= Yorkshire Brigade =

British Army infantry formation

The Yorkshire Brigade was an administrative brigade formation of the British Army from 1948 to 1968. The brigade administered the regular infantry regiments of Yorkshire, England.

After the Second World War there were 14 infantry depots in Britain, each bearing a letter. The depots were territorially organised, and Infantry Depot E at Catterick was the headquarters for six line county regiments recruiting in Yorkshire and Northumberland.

In 1948, the depots adopted names and this depot became the Yorkshire and Northumberland Brigade, with all regiments being reduced to a single battalion at the same time. The brigade was formed on 14 July 1948 and combined the depots of the following regiments:
- The Royal Northumberland Fusiliers
- The West Yorkshire Regiment (The Prince of Wales's Own)
- The East Yorkshire Regiment (The Duke of York's Own)
- The Green Howards (Alexandra, Princess of Wales's Own Yorkshire Regiment)
- The Duke of Wellington's Regiment (West Riding)
- The York and Lancaster Regiment

Under the defence review announced in July 1957, the number of battalions in the brigade was reduced to four in 1958: the East Yorkshire Regiment and the West Yorkshire Regiment were amalgamated into the Prince of Wales's Own Regiment of Yorkshire, while the Royal Northumberland Fusiliers were transferred to the newly formed Fusilier Brigade. This led to the Yorkshire and Northumberland Brigade being renamed as simply the Yorkshire Brigade.

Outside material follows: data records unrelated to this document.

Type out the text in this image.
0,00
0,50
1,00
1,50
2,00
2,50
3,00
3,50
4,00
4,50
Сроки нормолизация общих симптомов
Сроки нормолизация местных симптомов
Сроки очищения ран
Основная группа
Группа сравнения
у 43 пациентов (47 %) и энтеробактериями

As part of the 1958 reforms, all regiments in the Brigade adopted a common cap badge depicting a crowned white rose above a scroll inscribed "Yorkshire". Regimental collar badges continued to be worn. From 1960 the Yorkshire Brigade was based at Queen Elizabeth Barracks in Strensall.

On 1 July 1968 the Yorkshire Brigade was united with the Lancastrian and North Irish Brigades, to form the King's Division.